Sul piano politico, alla nuova destra (leghista e non) conviene allargare e potenziare gli spazi dell’esclusione. “Loro” aumentano il consenso se riescono ad irrigidire questi confini.
Quando la nuova destra fa un’ordinanza che prevede di multare chi chiede l’elemosina, o mette in discussione il diritto alla residenza, comunica il seguente concetto: chi non ha abbastanza risorse è “fuori dalla città”. Per affermare le credenziali economiche a non essere esclusi, possiamo essere spinti a votare per loro. Qundo la nuova destra decide di concentrare tutti i propri sforzi per costruire lo Stadio, da un lato rende tutti noi contenti per la possibilità di vedere l’Atalanta in serie A in uno stadio nuovo (anche se il Brumana non è poi così male); dall’altro, però, evade e fa evadere dai problemi economici ed urbanistici connessi alla riqualificazione delle periferie, ai problemi degli alloggi e dei loro prezzi, alla crisi occupazionale. Potremmo però spingerci a votare per loro perché “almeno fanno il nuovo Stadio”.

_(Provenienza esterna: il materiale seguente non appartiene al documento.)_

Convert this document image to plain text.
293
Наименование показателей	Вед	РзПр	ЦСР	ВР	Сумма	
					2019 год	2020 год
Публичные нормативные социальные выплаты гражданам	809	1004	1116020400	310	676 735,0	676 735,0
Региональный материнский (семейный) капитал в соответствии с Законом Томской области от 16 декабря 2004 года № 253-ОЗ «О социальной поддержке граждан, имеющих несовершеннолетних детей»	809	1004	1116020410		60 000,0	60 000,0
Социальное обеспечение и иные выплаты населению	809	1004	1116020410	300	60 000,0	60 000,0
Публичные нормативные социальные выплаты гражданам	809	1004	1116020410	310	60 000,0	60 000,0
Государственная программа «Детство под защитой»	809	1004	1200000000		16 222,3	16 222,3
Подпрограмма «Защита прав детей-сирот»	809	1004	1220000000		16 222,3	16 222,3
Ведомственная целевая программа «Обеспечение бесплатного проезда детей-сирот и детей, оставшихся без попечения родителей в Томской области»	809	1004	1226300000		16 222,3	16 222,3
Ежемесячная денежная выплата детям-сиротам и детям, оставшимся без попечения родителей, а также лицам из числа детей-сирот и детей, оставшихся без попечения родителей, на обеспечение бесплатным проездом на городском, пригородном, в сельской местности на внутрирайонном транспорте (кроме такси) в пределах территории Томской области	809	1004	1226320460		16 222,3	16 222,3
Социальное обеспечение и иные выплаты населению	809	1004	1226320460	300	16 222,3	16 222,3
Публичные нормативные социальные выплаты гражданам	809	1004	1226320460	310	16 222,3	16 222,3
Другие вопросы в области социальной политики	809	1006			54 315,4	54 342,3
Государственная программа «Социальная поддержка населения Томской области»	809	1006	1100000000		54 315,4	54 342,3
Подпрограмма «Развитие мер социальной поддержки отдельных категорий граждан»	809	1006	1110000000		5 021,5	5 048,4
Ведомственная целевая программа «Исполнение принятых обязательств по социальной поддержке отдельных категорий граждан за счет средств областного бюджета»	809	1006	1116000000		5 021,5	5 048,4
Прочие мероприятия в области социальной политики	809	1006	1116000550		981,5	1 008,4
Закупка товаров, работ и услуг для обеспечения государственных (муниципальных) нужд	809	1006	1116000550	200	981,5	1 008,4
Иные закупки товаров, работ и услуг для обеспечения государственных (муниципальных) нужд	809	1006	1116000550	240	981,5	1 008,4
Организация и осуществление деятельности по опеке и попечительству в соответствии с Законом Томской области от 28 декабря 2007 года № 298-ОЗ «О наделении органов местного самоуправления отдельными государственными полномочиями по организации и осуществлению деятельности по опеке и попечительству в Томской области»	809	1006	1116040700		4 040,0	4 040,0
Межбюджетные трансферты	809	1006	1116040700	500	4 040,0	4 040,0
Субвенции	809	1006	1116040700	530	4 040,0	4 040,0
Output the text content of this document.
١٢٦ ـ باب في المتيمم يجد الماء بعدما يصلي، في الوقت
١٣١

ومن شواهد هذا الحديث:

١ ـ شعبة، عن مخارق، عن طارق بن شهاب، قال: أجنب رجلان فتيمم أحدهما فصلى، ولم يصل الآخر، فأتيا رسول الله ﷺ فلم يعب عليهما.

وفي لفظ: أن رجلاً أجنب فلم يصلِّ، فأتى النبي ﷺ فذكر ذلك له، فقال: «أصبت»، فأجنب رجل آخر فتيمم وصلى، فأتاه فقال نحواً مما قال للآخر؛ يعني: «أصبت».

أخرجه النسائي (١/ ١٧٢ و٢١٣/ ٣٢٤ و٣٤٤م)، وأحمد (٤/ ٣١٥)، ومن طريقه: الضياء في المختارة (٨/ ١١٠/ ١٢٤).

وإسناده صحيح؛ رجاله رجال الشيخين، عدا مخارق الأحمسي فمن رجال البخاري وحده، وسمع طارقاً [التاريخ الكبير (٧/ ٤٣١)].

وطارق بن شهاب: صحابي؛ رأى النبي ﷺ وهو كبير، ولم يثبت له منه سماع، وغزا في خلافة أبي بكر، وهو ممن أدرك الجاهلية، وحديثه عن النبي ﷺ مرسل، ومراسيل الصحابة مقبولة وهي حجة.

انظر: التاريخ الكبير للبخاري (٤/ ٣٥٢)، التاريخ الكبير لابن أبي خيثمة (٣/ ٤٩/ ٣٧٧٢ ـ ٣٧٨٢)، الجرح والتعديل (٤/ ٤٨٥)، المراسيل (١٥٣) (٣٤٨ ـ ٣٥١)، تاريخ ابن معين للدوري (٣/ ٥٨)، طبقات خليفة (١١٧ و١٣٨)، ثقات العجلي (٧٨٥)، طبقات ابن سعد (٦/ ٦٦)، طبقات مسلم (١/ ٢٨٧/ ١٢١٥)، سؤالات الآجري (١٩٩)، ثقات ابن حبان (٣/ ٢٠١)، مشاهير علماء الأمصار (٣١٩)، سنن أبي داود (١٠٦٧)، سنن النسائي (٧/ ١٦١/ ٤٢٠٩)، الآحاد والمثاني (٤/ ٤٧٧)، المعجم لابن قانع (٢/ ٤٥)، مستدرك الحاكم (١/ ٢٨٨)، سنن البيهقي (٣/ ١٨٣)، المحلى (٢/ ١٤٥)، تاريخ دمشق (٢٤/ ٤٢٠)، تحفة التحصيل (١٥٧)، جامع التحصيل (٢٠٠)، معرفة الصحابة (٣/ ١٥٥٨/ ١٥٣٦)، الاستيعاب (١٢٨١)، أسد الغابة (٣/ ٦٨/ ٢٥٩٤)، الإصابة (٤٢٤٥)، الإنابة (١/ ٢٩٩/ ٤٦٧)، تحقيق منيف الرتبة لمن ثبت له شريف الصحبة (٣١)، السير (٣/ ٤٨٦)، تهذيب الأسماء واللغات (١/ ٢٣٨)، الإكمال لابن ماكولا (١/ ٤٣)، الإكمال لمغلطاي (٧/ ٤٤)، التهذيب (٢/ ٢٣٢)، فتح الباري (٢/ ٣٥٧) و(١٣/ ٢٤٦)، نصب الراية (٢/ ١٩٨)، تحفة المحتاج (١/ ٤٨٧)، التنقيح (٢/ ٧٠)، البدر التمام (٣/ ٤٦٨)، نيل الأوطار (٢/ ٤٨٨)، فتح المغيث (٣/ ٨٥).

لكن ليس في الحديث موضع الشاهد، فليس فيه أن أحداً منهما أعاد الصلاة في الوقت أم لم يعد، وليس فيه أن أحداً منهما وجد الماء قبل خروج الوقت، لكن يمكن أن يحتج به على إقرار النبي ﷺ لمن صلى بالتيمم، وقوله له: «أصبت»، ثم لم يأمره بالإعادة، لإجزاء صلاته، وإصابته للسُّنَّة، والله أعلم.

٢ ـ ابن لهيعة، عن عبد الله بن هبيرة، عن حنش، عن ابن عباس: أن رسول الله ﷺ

Quando la nuova destra fa un “coprifuoco” in una parte della città, va a “costruire” e “generare” paure e sentimenti di insicurezza legati alla presenza dei nuovi cittadini. Così, i votanti preoccupati dagli elicotteri roboanti su via Quarenghi possono pensare di rivolgersi a “loro”, che si pongono come i tutori dell’ordine in quell’area che loro stessi hanno identificato come “ghetto”. Chi invece subisce, anche emotivamente, un tale provvedimento di esclusione, non può rivolgere a nessuno la propria richiesta di tutela.Quando la nuova destra decide di usare la polizia locale per andare a caccia delle persone a cui può essere scaduto il permesso di soggiorno, fa sembrare i nuovi cittadini come portatori di una “pericolosità intrinseca”. Così facendo, i vigili non fanno più i vigili, le finanze piangono e si aumentano i prezzi dei biglietti del trasporto pubblico. Ma possiamo essere indotti a pensare che l’aumento dei prezzi sia colpa propri dei nuovi cittadini: “se li si controlla ci sarà un motivo”, è il leitmotiv. Il centrosinistra non evidenzia nè dà un senso alle frontiere della città. Millanta strette di mano tra non si sa bene chi, cerca il riconoscimento degli esponenti della nuova destra mettendoli “al centro della scena”, subisce il loro ordine del discorso, vuole mettere “tutti d’accordo” (ma su cosa?), é succube di una retorica della “responsabilità” che comunica solo grigiore e incapacità di progettare il futuro della città.
Dovrebbe invece identificare le frontiere dell’esclusione e farne il cuore di una proposta politica suggestiva, articolata, praticabile.